Shackle selbst ist konservativ, ein Tory-Wähler. Eigentlich. Denn er ist gegen den Brexit, vor allem gegen ein schlechtes Abkommen mit der Europäischen Union, und genau deshalb auch enttäuscht von seiner Partei. Darüber aber will und kann er, jetzt, wo er für eine unparteiische Organisation arbeitet, nicht mehr reden.
Lieber spricht er davon, was die jungen Wähler bewegt, wie der Klimawandel oder Frauen- und Minderheitenrechte: "Das sind die Themen, die viele junge Menschen umtreiben. Normalerweise sprechen die Kandidaten darüber nicht so viel. Auf unseren Veranstaltungen werden sie aber genau dazu gelöchert und das öffnet ihnen natürlich auch die Augen für die Sichtweisen der nächsten Generation."

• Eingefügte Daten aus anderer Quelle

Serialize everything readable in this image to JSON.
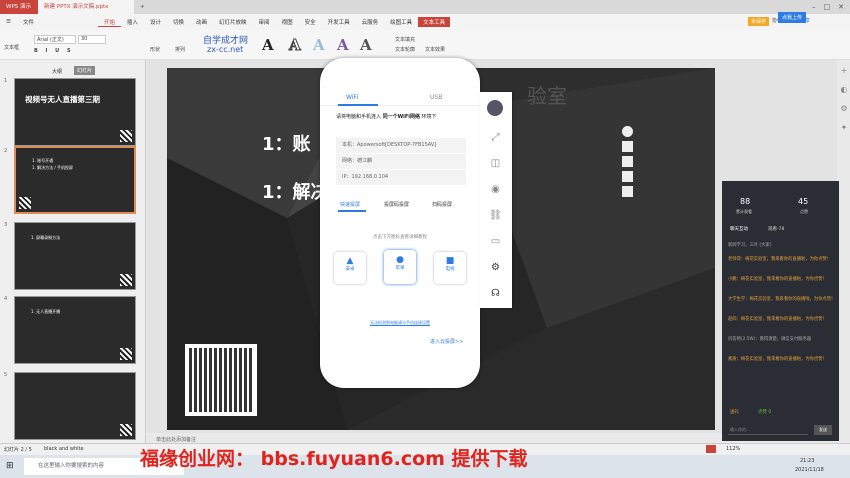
{
  "titlebar": {
    "app": "WPS 演示",
    "doc": "新建 PPTX 演示文稿.pptx",
    "add": "+"
  },
  "menu": [
    "开始",
    "插入",
    "设计",
    "切换",
    "动画",
    "幻灯片放映",
    "审阅",
    "视图",
    "安全",
    "开发工具",
    "云服务",
    "绘图工具",
    "文本工具"
  ],
  "ribbon": {
    "file": "文件",
    "font": "Arial (正文)",
    "size": "30",
    "textbox": "文本框",
    "shape": "形状",
    "arrange": "排列",
    "text_fill": "文本填充",
    "text_effect": "文本效果",
    "text_outline": "文本轮廓",
    "wordart_glyph": "A",
    "logo1": "自学成才网",
    "logo2": "zx-cc.net",
    "unsaved": "未保存",
    "collab": "协作",
    "share": "分享",
    "login": "点我上传"
  },
  "leftpanel": {
    "tab_outline": "大纲",
    "tab_slides": "幻灯片",
    "thumbs": [
      {
        "n": "1",
        "title": "视频号无人直播第三期"
      },
      {
        "n": "2",
        "line1": "1. 账号开通",
        "line2": "1. 解决方法 / 手机投屏"
      },
      {
        "n": "3",
        "line1": "1. 屏幕录制方法"
      },
      {
        "n": "4",
        "line1": "1. 无人直播开播"
      },
      {
        "n": "5",
        "line1": ""
      }
    ]
  },
  "slide": {
    "line1": "1：账",
    "line2": "1：解决",
    "bg_text": "验室"
  },
  "phone": {
    "tab_wifi": "WiFi",
    "tab_usb": "USB",
    "instruction_a": "请将电脑和手机连入 ",
    "instruction_b": "同一个WiFi网络",
    "instruction_c": " 环境下",
    "pc_label": "本机：",
    "pc_name": "Apowersoft[DESKTOP-7FB15AV]",
    "net_label": "网络：",
    "net_name": "德江麟",
    "ip_label": "IP：",
    "ip": "192.168.0.104",
    "modes": [
      "快速投屏",
      "投屏码投屏",
      "扫码投屏"
    ],
    "hint": "点击下方图标查看详细教程",
    "btn_android": "安卓",
    "btn_apple": "苹果",
    "btn_tv": "电视",
    "link1": "无法检测到电脑请与手机连接设置",
    "link2": "进入云投屏>>"
  },
  "chat": {
    "count1": "88",
    "count1_label": "累计观看",
    "count2": "45",
    "count2_label": "点赞",
    "tab1": "聊天互动",
    "tab2": "观看-78",
    "lines": [
      "新闻学习，三叶 [大家]",
      "老师哥：梅花实验室，我来看你的直播啦，为你点赞!",
      "小鹏：梅花实验室，我来看你的直播啦，为你点赞!",
      "大学生学：梅花实验室，我来看你的直播啦，为你点赞!",
      "赵四：梅花实验室，我来看你的直播啦，为你点赞!",
      "问答吧(2.5W)：看得清楚，微信支付服务器",
      "素质：梅花实验室，我来看你的直播啦，为你点赞!"
    ],
    "gift": "送礼",
    "like": "点赞 0",
    "input": "输入你的...",
    "send": "发送"
  },
  "status": {
    "slide": "幻灯片 2 / 5",
    "theme": "black and white",
    "notes": "单击此处添加备注",
    "zoom": "112%",
    "time": "21:23",
    "date": "2021/11/18"
  },
  "taskbar": {
    "search": "在这里输入你要搜索的内容"
  },
  "watermark": "福缘创业网：  bbs.fuyuan6.com   提供下载",
  "colors": {
    "accent": "#c9443a",
    "phone_blue": "#2d7be5",
    "slide": "#2e2e2e",
    "watermark": "#e0231d"
  }
}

Noch einmal über den Brexit abstimmen
Wie überall sonst auf der Insel wird aber natürlich auch der Brexit unter jungen Menschen viel diskutiert. Und genau deshalb sehen gerade viele Junge die Wahl als historisch an. Eben weil die Briten in gewisser Weise noch einmal erneut über den Austritt Großbritanniens aus der EU entscheiden werden.
Seit dem knappen Ausgang des Referendums sind über drei Jahre vergangen. Drei Jahre, in denen der Brexit die Schlagzeilen dominierte. "Für viele ist diese Wahl die erste seit dem Volksentscheid, an der sie teilnehmen können. Sie haben alles über den Brexit gehört. Jetzt können sie selbst abstimmen", sagt Shackle.
Je jünger, desto linker
Der Riss, den der Brexit durch die britische Gesellschaft gezogen hat, spiegelt sich auch demographisch. Eine überwältigende Mehrheit von 73 Prozent der 18- bis 24-Jährigen stimmte 2016 gegen den Austritt. 60 Prozent der über 65-Jährigen dafür. Auch in Großbritannien gilt: Je jünger, desto linker. Bei dieser Wahl kommen da die Labour-Partei, die Liberaldemokraten und die Grünen in Frage.
Labour fordert eine zweite Volksabstimmung zum Thema Brexit und verspricht die Abschaffung der Studiengebühren. Die Liberaldemokraten wollen den Brexit gleich ganz abschaffen und Mitglied der EU bleiben. Und die Grünen versprechen beim Klimawandel hart durchzugreifen.
Diese drei Parteien vereinen bislang einen Großteil der jungen Wähler auf sich. Laut neuesten Umfragen des Meinungsforschungsinstituts YouGov werden 38 Prozent der 18- bis 29-Jährigen für Labour stimmen, 18 Prozent für die Liberalen und bis zu 15 Prozent für die Grünen.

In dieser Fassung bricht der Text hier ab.